Reply To: THERE and BACK AGAIN,” with MythBlast author Stephen Gerringer”
Stephen,
I agree with the critical importance of direct experience. This was an essential theme in Joseph Campbell’s book Creative Mythology and he saw it as an important aspect of any Western spiritual path. And I was very moved by this when I did a close reading of this book 20+ years ago. In 1915, two years after the “confrontation with the unconscious” began, Jung strove to find other cultures who had the same experiences as he. From his readings, he discovered that the ancient Gnostics had and this discovery led to the recognition that his experiences were not just personal to him, but were far more broadly applicable. Crucially, the Gnostics greatly valued direct experience and direct revelation.
In the German version of Memories, Dreams, Reflections, Jung wrote of his Black Book experiences “The first imaginations and dreams were like fiery liquid basalt; out of them crystallized the stone that I could work.” Jung’s subsequent work lasting more than four decades would be to give shape to that stone, a shape that would be meaningful to him as an individual as well as being amenable to the thinking and academia of his time (“give birth to the old in a new time”).
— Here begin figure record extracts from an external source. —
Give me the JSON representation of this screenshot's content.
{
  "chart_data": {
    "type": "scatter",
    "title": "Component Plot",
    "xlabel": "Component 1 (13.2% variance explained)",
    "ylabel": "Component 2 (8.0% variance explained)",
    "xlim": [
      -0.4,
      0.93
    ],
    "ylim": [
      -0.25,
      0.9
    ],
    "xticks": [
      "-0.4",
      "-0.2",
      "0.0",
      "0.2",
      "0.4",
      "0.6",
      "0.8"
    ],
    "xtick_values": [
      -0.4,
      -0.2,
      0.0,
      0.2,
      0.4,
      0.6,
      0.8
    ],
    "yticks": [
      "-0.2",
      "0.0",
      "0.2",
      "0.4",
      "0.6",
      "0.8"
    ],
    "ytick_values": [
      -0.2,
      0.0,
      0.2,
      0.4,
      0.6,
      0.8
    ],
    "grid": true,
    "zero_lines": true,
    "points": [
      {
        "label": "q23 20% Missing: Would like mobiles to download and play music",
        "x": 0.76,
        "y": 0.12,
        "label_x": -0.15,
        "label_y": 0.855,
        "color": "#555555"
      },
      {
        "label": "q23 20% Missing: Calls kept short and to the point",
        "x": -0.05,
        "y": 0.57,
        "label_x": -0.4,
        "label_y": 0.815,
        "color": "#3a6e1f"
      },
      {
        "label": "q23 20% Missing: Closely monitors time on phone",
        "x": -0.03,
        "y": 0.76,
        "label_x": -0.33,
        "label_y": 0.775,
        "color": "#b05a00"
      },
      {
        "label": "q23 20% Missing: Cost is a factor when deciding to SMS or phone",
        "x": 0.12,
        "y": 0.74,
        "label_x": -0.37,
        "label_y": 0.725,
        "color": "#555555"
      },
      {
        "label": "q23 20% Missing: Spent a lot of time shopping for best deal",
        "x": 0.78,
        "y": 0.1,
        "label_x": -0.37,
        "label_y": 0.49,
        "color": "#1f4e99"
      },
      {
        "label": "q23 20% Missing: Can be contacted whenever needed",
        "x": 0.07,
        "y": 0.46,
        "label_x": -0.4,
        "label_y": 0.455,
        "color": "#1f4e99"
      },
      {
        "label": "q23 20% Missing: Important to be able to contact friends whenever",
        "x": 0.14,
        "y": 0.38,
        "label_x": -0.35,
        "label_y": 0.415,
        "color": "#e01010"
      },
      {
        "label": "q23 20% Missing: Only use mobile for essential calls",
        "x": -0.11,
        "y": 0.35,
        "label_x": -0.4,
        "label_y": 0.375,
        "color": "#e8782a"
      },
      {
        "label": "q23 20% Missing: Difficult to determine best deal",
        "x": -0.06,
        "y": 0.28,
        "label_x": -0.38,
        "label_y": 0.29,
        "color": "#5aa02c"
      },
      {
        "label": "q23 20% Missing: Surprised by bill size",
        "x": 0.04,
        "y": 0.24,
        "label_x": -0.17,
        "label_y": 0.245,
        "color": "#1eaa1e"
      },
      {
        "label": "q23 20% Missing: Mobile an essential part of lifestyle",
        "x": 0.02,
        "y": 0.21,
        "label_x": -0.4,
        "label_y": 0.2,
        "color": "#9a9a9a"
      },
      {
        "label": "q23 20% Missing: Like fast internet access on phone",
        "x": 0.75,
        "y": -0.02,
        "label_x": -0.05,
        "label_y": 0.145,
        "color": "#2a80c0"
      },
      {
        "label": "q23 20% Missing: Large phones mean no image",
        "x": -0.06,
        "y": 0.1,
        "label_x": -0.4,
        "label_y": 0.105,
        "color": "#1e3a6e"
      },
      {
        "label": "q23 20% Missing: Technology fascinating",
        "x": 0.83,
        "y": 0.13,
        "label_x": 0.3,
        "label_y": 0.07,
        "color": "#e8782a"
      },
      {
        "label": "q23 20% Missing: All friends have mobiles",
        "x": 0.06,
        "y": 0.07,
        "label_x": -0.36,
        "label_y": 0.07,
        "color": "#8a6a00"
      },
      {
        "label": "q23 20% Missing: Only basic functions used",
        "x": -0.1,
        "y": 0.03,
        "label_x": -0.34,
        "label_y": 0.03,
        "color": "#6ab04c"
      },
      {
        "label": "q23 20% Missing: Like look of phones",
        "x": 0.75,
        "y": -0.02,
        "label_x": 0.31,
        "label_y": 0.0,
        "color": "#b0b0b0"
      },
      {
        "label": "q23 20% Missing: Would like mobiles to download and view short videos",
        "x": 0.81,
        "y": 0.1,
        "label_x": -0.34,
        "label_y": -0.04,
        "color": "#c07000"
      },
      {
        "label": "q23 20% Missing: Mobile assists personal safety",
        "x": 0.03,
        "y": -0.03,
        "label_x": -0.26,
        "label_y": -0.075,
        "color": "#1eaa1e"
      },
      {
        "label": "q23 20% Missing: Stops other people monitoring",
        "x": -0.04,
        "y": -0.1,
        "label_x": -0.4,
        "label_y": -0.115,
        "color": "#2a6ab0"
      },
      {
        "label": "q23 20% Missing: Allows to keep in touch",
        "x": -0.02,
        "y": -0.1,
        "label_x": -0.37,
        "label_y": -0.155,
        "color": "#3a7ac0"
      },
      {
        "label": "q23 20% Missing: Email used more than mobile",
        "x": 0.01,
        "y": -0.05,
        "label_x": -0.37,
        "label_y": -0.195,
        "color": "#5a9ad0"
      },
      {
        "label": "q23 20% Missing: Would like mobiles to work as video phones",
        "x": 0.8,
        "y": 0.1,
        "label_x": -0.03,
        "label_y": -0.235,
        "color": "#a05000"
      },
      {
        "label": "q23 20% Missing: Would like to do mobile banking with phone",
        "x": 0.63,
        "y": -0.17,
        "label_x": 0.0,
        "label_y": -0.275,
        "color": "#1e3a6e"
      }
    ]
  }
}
In 1935, Jung gave a series of lectures at the Institute of Medical Psychology (Tavistock Clinic) in London. These lectures were delivered to an audience largely made up of medical professionals. There he said the following:
To decide when to apply the one or the other method rests with the analyst’s skill and experience. Practical medicine is, and has always been an art, and the same is true of practical analysis. True art is creation, and creation is beyond all theories.
And then Jung followed up with an incredibly important piece of advice:
That is why I say to any beginner: Learn your theories as well as you can, but put them aside when you touch the miracle of the living soul. Not theories, but your own creative individuality alone must decide.
Thus, we see here the need for both theory and a focus on direct experience. This reminds me of the art of medieval and early modern Latin alchemy. There was a part of the practice where the adept, with the proper state of mind, carried out their alchemical operations in the laboratory, and there was a part of the practice for the theoria. This theoria was not just conceptualization, but a critical thinking activity just as important as the activity of the imaginatio which Jung described as “the active evocation of (inner) images.” Crucially, this theoria greatly influences what is called the dynamics of speculative thinking, part (or much) of which happens unconsciously. Giegerich held that the experiences of the alchemists could be explained, not as a result of projection of unconscious contents onto matter, but on the dynamic activity of unconscious speculative thinking. Giegerich writes:
But why could it not be that the alchemists’ experiences were genuine first-time productions, on-the-spot inventions? In other words, instances of creative speculative thought? The products of an active, lively mind? Production instead of ‘projection of contents’? Living thought (as the activity or process of thinking)?
Thus, theory and theorizing is an exceedingly important activity and does not have to be considered as mutually exclusive with respect to direct experience. This is why Jung said in German “This ‘theory,’ however, is a form of existence belonging to my life, it represents a way of life as necessary to me as eating and drinking.”
As a multidisciplinary scholar and corporate professional who comes from fields which require significant abstraction – theoretical computer science, discrete and combinatorial mathematics, complexity science – I have experienced the dry desert of relying solely on pure thought and thought on such a high abstract level. However, I also appreciate the strength that such abstraction and forms of thinking possess – the cultivation of mental discipline that is a result of such thinking. An analogy for such discipline is the imagining in tantric Tibetan Buddhism where immense focus is done on imagining specific things, such discipline and experience combining to allow the achievement of higher realization.
Theory does not have to be a soul-sucking activity. Instead, it can be lively and life-giving – it can give a certain kind of life to one’s experiences. And it can shape our hermeneutic of those experiences as well as (critically) shape the future experiences that we have. It can also serve as a protection for us when experiencing difficult psychic events of immense power.
The view of inner and outer certainly has its important uses. The reason I’m revisiting this decision is not for theory’s sake, but to explore ways that the modern mind can see the unconscious. And one of the things that has been made clear to me, reinforced by Giegerich’s work, is that Jung made decisions which resulted in a positivistic model of the unconscious. Such a model has its strengths and weaknesses. I am currently working on a conceptualization which lessens the degree of positivization. But the inner/outer conceptualization also has impact on our approaches. For example, it leads to seeing depth psychology as only being applied to the psyche of the individual in the context of the therapy room, something with which James Hillman disagreed.